The symptoms of a chest cold and of early lung cancer are actually quite similar. You may have already learned this lesson the hard way by trying to determine your medical condition using an internet search.
When you see a broad range of deadly medical conditions that present the same basic symptoms you have, you might rush to the worst possible conclusion. Unfortunately, one of the more common forms of medical malpractice involves a doctor effectively doing the opposite.
They reach a conclusion without adequate testing and end up misdiagnosing their patients. Often, they diagnose someone with a minor health issue, like a cold, when they have a condition that will progress and potentially endanger their life. Is your doctor to blame if they send you home telling you to push fluids and monitor your temperature when it turns out that you later have cancer?
Diagnostic mistakes are surprisingly common
With all of the training that doctors have related to the proper diagnosis of medical conditions, you might assume that they would be very careful about announcing what they believe causes a patient’s symptoms. After all, proper diagnostic work is key to successful treatment.
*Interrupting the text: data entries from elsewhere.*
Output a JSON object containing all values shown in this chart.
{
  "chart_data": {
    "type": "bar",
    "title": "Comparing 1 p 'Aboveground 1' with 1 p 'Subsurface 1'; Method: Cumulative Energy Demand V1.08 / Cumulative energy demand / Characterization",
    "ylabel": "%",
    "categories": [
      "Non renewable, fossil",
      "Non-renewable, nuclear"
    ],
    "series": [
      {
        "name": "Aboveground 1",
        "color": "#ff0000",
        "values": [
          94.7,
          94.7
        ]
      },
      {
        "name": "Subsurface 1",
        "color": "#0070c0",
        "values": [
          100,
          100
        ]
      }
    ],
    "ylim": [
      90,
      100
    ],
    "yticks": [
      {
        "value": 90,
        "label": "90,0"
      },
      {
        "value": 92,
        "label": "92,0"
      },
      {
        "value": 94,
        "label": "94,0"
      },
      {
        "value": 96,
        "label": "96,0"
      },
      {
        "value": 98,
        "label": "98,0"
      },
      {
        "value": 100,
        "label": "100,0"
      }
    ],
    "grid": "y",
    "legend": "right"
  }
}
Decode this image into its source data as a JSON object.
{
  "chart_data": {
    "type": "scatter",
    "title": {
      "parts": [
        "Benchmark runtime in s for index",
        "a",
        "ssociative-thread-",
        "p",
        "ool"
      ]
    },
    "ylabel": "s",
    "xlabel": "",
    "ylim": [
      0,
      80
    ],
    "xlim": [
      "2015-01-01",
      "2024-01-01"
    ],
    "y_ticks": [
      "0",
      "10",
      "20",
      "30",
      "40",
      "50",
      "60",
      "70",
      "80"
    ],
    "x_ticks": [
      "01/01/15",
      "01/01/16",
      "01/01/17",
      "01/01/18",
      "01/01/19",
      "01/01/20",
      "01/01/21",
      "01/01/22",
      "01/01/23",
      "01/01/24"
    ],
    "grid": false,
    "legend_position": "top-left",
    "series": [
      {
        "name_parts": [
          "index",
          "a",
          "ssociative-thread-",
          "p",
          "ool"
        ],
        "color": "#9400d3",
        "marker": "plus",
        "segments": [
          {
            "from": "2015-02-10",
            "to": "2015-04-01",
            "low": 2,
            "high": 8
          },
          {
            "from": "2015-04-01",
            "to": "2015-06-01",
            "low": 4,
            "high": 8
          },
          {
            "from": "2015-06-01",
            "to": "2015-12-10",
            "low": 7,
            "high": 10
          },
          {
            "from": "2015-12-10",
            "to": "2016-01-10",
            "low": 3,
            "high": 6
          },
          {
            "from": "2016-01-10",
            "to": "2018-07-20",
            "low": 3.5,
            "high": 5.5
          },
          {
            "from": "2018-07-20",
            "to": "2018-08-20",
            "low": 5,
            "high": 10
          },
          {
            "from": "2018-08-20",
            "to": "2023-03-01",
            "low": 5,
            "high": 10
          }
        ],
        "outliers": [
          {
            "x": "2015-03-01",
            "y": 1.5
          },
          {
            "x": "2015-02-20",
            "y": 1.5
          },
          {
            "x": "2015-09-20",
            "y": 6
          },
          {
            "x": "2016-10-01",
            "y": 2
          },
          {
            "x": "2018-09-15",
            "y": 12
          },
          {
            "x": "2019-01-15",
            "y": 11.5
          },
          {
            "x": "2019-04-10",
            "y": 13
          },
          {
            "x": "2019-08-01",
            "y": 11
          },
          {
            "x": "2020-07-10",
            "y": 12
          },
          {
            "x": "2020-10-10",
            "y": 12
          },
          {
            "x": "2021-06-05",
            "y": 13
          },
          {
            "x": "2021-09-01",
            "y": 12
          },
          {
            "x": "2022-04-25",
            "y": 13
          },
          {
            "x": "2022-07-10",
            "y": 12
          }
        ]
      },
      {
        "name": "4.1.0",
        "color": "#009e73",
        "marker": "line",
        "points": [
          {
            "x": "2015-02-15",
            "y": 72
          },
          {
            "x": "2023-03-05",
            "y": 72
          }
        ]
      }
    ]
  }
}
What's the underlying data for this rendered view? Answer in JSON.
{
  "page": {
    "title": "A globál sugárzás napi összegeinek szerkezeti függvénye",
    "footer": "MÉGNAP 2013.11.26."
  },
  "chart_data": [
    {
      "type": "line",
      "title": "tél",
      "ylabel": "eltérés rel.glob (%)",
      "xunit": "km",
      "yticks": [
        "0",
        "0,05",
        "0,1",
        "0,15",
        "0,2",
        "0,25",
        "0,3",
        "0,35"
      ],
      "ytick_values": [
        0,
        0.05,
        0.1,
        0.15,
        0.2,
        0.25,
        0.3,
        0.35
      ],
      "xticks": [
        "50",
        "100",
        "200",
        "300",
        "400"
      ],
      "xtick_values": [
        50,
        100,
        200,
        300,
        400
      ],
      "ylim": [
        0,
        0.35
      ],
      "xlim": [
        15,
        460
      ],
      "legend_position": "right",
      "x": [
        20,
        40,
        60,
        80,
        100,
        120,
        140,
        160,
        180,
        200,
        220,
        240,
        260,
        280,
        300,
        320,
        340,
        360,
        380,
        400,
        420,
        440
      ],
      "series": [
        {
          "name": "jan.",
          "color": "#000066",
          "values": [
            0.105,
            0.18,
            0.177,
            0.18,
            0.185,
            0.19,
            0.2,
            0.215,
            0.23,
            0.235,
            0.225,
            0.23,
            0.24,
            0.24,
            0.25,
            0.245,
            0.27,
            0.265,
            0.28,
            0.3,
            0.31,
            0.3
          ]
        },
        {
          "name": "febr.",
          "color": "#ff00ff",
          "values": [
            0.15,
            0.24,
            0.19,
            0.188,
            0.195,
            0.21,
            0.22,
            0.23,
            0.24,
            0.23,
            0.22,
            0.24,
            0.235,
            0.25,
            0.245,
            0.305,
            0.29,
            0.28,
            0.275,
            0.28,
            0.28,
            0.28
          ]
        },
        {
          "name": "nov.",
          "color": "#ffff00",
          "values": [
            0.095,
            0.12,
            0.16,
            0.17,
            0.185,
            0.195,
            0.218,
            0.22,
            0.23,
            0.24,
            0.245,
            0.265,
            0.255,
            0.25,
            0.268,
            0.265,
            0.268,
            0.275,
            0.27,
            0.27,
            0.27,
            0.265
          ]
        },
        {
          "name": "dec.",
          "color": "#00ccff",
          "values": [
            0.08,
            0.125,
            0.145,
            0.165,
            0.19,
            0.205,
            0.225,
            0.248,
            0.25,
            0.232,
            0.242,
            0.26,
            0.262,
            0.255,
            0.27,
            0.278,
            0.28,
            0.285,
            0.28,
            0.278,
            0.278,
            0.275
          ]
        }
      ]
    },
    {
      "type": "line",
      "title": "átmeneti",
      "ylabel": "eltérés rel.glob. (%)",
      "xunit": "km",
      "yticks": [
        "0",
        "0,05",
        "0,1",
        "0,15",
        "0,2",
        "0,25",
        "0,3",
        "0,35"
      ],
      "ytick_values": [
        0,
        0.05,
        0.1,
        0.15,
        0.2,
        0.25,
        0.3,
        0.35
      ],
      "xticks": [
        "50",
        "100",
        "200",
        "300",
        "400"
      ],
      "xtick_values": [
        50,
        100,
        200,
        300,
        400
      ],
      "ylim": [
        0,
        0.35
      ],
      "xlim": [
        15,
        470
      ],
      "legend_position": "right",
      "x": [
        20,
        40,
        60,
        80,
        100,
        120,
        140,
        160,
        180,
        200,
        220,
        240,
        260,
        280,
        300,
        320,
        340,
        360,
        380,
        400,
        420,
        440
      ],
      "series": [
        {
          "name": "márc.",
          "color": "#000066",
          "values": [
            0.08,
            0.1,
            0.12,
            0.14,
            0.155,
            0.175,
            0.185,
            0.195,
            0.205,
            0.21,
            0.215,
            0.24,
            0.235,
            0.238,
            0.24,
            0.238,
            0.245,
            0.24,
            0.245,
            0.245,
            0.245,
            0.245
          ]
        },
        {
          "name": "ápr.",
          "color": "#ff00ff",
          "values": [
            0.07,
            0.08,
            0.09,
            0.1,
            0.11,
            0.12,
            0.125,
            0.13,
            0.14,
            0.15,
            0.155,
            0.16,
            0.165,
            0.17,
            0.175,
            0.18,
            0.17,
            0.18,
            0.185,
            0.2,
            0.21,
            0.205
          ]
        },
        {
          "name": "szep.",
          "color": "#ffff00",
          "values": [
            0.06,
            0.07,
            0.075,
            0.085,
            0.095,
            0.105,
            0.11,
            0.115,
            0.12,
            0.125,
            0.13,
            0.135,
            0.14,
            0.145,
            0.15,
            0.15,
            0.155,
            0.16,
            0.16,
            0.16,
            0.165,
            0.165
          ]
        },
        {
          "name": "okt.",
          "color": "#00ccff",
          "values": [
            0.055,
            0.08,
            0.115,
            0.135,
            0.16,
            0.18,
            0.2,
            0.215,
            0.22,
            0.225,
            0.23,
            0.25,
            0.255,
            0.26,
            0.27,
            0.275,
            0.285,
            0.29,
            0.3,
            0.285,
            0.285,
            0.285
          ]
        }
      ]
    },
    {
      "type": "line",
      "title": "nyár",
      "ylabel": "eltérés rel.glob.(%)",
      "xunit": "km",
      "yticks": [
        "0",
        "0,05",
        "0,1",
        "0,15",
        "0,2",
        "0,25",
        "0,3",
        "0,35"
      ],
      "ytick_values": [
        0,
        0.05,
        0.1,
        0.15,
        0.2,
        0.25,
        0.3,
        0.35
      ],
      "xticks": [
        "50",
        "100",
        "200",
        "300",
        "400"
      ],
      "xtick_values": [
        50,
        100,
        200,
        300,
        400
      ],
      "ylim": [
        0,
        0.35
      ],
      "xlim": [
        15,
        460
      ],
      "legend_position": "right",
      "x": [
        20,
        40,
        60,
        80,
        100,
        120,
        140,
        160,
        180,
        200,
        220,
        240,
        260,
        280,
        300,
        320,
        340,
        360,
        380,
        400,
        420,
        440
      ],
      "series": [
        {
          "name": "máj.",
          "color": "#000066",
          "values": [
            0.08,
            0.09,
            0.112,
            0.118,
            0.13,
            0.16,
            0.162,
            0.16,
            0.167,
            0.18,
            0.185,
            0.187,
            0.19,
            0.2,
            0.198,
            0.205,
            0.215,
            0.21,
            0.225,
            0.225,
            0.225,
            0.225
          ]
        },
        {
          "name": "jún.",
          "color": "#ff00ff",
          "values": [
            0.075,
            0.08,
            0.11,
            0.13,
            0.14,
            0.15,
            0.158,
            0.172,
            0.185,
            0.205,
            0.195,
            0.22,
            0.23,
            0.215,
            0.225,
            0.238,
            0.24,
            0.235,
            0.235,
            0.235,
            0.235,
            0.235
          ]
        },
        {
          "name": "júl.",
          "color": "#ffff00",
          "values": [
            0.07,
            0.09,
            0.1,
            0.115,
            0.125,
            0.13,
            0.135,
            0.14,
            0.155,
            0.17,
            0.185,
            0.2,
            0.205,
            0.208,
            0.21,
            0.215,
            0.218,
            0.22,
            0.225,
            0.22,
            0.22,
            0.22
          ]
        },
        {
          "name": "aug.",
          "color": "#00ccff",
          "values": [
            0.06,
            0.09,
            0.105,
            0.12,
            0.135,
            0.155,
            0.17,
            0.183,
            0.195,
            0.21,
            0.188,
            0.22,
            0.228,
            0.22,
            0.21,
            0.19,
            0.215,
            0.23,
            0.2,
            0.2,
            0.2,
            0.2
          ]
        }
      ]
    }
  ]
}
However, many doctors work for a hospital or corporate medical practice that requires that they see dozens of different patients every single shift. Instead of listening to patients in depth and then carefully considering the situation and potentially ordering additional testing, doctors often rush to the simplest and most likely conclusion.
This lack of attention to detail is largely why there are roughly 12 million medical diagnostic mistakes in the United States every year and why between 40,000 and 80,000 people die because of diagnostic delays or failures.
Diagnostic failure is a form of medical malpractice
Doctors should absolutely follow standard diagnostic procedures with every patient, no matter how basic their symptoms seem. They should rule out more serious conditions before reaching a diagnosis unless there is a means of securing an affirmative diagnosis, possibly through specialized testing.
Those diagnosed with the wrong condition or not diagnosed at all may have grounds for a medical malpractice claim against the physician that reached the wrong conclusions regarding their true diagnosis. Pursuing a medical malpractice claim after a diagnostic failure may be the only way to get a doctor or the hospital that employs them to change the practices that led to the diagnostic mistake in your case.